Sharing names

Wanda Sherratt wsherratt3338 at rogers.com
Mon May 17 19:51:35 UTC 2004


No: HPFGUIDX 98620

--- In HPforGrownups at yahoogroups.com, "antoshachekhonte" 
<antoshachekhonte at y...> wrote:
> Honestly, I think the most obvious reason is the one that Tom Jr. 
himself gave Harry in the 
> Chamber of Secrets: He hated is father, hated his father's name, 
with which he was 
> saddled, and therefore changed his name to... well, I can't say 
Voldie any more, but, you 
> know, Lord Thingy. 
> 
That's not quite what I was getting at.  What I mean is that JKR 
invented all these characters - the names they have are the names 
SHE gave them.  Some names are just ordinary names:  Bill, Charlie, 
Ron, Percy, Harry, etc.  Some names are more "invented" and kind of 
signal the sort of person they belong to:  Slytherin & Draco (with 
their snake imagery), Malfoy, Filch, Peeves, etc.  Then there are 
these two cases alone, where a parent and child have the same name.  
If it had been established as a wizarding tradition - if the first 
Weasley son was named Arthur, or Harry's father was also Harry, or 
it was even just a pureblood tradition, I wouldn't have remarked on 
it.  But here comes this break in the usual pattern, and lo and 
behold, for one of them it turns out that the names were done that 
way for a *reason*.  As Hercule Poirot says, when someone who always 
does something one way suddenly does it differently, it often 
indicates that something out of the ordinary is happening.
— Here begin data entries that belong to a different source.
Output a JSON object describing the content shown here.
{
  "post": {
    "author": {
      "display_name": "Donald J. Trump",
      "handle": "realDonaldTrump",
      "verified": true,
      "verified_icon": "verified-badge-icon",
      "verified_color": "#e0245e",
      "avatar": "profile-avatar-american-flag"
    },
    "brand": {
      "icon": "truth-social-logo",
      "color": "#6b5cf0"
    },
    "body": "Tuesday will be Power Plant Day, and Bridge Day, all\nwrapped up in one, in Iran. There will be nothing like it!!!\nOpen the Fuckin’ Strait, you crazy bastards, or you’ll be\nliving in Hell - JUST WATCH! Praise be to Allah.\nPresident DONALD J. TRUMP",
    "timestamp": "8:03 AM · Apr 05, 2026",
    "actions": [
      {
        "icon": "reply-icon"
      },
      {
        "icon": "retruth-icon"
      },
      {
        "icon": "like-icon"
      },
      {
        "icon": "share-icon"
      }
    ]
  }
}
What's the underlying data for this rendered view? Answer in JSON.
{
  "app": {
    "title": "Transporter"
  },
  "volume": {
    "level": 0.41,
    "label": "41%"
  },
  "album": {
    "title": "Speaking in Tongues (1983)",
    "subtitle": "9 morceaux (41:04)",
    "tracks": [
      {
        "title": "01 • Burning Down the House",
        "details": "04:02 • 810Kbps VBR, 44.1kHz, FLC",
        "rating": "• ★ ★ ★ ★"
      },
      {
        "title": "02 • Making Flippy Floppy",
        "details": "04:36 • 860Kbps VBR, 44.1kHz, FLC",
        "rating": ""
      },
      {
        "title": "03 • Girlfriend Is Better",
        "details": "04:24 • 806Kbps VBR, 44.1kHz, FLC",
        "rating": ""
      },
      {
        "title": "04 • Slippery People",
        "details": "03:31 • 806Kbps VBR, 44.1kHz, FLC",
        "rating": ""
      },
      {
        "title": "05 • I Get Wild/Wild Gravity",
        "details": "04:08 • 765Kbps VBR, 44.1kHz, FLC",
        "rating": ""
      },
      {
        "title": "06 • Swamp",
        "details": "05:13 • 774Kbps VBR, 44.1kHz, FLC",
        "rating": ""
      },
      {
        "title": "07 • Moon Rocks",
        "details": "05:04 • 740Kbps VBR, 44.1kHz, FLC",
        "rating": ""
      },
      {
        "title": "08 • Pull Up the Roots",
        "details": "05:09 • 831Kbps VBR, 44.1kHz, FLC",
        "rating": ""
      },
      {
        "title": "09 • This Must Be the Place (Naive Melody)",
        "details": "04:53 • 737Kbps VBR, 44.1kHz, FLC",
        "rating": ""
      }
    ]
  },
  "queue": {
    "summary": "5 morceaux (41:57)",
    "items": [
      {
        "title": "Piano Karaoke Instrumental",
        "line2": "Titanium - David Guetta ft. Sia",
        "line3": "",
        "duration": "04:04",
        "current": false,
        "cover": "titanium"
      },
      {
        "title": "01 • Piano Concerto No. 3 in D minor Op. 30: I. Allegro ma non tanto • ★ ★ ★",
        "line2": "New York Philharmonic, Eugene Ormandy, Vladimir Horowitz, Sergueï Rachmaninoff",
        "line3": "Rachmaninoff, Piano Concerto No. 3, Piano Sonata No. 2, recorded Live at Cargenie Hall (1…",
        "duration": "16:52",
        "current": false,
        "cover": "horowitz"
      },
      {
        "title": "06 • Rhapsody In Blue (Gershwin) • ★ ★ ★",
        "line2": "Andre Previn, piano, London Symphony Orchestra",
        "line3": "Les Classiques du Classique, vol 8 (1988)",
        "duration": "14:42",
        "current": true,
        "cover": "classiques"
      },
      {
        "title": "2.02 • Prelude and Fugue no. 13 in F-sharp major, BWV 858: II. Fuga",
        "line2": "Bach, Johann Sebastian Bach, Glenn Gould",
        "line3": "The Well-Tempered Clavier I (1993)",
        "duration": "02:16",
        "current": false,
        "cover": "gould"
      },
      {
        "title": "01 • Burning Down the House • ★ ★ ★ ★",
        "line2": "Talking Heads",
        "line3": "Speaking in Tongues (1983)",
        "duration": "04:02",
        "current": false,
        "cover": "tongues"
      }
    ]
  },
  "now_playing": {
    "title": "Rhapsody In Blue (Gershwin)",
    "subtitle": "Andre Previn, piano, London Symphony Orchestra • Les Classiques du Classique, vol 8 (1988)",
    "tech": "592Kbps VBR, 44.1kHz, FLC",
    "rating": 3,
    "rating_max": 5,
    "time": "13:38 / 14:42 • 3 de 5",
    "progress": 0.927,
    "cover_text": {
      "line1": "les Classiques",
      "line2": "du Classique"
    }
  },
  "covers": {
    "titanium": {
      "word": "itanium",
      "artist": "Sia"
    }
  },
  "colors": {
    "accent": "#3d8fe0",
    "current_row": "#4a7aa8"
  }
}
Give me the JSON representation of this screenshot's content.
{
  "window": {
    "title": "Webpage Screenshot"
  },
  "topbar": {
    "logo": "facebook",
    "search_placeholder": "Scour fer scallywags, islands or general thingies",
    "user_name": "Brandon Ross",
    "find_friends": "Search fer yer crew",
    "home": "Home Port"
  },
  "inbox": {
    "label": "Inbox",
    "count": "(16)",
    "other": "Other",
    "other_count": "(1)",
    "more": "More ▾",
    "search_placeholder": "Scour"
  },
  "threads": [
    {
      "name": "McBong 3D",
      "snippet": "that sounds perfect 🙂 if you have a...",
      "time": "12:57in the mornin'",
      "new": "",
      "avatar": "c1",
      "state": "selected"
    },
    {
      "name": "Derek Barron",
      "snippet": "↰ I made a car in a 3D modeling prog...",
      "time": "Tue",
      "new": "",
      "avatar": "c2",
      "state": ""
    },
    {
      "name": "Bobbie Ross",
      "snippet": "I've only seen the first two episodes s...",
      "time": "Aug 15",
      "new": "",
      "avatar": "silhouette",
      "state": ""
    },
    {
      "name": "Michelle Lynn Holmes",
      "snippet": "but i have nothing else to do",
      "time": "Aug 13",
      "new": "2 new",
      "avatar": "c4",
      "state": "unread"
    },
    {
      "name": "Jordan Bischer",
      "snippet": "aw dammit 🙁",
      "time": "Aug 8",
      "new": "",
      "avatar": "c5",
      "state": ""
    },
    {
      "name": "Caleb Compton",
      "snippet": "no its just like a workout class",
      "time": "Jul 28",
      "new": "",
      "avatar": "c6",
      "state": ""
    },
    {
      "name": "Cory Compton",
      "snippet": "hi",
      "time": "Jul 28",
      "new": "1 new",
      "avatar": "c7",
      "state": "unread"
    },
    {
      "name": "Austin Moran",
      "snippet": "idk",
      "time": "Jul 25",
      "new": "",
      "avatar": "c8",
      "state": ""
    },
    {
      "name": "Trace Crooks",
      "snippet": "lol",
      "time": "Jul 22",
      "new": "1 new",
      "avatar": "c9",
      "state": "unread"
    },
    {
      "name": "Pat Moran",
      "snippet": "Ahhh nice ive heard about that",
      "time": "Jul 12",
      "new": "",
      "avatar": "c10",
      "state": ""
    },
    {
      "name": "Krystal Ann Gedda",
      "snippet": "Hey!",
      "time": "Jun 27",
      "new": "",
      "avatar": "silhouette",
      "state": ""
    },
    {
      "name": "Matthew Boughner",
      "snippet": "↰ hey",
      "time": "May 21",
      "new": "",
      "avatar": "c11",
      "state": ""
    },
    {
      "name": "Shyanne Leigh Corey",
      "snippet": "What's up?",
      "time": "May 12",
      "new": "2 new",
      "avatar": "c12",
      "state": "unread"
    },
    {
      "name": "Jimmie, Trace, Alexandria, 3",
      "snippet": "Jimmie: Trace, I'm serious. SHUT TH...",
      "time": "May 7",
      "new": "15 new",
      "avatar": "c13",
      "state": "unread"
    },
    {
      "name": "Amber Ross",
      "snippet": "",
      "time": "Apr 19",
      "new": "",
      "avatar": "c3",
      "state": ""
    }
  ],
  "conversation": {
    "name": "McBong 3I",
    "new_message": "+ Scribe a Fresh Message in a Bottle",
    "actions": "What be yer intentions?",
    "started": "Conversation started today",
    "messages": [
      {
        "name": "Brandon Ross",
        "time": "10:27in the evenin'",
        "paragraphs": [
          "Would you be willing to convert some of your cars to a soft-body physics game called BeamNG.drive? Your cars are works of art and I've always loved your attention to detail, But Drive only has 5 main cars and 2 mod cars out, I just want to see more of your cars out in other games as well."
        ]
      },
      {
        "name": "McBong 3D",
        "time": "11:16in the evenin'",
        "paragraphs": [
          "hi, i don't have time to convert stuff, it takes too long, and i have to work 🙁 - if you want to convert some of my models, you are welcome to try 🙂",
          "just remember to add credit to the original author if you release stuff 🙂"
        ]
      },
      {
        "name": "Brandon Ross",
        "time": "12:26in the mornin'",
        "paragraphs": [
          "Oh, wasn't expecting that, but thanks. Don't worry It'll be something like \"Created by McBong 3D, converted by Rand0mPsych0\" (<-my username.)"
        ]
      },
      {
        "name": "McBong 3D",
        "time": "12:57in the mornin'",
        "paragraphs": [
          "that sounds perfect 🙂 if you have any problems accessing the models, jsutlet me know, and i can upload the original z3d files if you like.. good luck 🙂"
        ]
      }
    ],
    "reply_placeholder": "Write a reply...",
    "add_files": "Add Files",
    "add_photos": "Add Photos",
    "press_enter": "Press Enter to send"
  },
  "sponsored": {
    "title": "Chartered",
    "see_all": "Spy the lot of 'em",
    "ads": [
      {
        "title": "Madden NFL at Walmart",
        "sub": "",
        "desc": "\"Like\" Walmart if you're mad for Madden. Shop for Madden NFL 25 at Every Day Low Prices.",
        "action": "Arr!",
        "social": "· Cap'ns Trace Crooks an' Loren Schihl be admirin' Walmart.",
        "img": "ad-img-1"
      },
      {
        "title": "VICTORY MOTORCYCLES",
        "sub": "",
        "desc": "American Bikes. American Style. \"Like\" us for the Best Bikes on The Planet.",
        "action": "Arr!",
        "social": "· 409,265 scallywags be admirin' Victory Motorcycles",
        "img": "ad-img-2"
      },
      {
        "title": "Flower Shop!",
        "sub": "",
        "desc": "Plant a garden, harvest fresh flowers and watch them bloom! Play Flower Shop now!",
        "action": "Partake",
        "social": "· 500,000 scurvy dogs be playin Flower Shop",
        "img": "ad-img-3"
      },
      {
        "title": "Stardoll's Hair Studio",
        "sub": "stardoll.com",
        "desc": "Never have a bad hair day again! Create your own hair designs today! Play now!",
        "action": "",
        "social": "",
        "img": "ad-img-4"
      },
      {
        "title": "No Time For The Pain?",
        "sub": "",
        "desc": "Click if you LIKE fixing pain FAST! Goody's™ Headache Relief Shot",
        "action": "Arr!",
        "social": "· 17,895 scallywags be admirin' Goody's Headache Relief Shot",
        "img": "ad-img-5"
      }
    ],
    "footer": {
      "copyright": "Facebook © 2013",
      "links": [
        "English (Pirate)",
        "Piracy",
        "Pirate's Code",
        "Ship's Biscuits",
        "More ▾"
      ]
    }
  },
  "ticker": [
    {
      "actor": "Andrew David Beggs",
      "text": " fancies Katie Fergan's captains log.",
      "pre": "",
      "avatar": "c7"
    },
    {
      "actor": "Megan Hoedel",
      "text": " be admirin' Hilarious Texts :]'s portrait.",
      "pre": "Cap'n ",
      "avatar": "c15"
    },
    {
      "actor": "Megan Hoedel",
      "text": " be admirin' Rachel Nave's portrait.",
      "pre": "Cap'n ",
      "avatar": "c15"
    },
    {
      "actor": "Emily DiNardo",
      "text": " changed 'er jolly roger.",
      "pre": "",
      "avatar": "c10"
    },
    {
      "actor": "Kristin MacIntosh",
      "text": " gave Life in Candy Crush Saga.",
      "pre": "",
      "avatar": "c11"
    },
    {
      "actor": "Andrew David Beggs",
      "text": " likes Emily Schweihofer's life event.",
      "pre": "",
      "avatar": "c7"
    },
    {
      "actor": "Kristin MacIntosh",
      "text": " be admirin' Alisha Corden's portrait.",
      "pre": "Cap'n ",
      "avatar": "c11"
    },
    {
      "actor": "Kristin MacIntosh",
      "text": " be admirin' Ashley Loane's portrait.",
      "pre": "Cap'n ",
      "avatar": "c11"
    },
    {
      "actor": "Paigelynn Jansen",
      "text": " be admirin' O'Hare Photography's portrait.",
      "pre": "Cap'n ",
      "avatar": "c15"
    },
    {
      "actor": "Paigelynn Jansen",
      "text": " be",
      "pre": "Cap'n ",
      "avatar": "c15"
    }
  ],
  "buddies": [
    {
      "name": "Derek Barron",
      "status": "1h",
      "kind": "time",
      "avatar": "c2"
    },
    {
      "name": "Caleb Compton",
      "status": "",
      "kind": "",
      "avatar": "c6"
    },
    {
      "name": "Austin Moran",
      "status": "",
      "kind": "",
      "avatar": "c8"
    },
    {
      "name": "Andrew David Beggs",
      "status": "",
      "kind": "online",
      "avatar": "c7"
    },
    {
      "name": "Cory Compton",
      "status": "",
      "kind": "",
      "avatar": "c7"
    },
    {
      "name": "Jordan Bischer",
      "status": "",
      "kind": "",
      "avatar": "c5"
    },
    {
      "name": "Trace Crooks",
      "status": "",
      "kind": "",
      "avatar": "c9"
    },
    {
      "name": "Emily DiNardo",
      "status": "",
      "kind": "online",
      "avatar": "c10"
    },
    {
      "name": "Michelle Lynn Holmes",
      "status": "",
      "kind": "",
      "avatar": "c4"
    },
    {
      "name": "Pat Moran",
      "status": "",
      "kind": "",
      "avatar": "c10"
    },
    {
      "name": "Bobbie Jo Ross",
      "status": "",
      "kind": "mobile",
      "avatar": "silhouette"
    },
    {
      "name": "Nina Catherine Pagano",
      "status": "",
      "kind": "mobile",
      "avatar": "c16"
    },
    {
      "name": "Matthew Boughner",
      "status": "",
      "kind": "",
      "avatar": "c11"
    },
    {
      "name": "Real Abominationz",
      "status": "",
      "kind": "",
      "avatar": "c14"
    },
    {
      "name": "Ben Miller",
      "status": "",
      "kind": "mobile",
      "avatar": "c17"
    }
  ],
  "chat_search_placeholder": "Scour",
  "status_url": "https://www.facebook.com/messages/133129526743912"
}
What young Tom Riddle eventually does with his name in the story 
doesn't explain why he has that name in the first place - why that 
name and no other.  Only the author knows that.  If it was merely to 
establish a link to his father, well, they already share the same 
surname.  If he had to be called "Tom" in order to preserve the "I 
am Lord Voldemort" anagram, that doesn't explain why his father 
couldn't have been George Riddle.  The fact is, having two 
characters with the same name DOES create confusion, as you 
discovered in your own fiction, and yet Rowling did it anyway.  I'm 
sure she didn't just run dry one day and figure, "Oh, hell, it's too 
hot out to think of a new name, I'll just call him Tom, and nobody 
will notice."  (Reminds me of a MST3K episode, where a movie editor 
was named Leon Leon - 'Must have had the laziest parents in the 
world!' was the comment.)  No, I think there's a purpose to this, I 
just can't figure out what it could be.  Not surprising - I doubt 
many people figured out the trick with the names in GoF until it was 
explained.  Maybe your time travel idea is on track - I've always 
had a weak spot for time travel as one possible element in the 
evolution of this story, and it may turn out to be significant.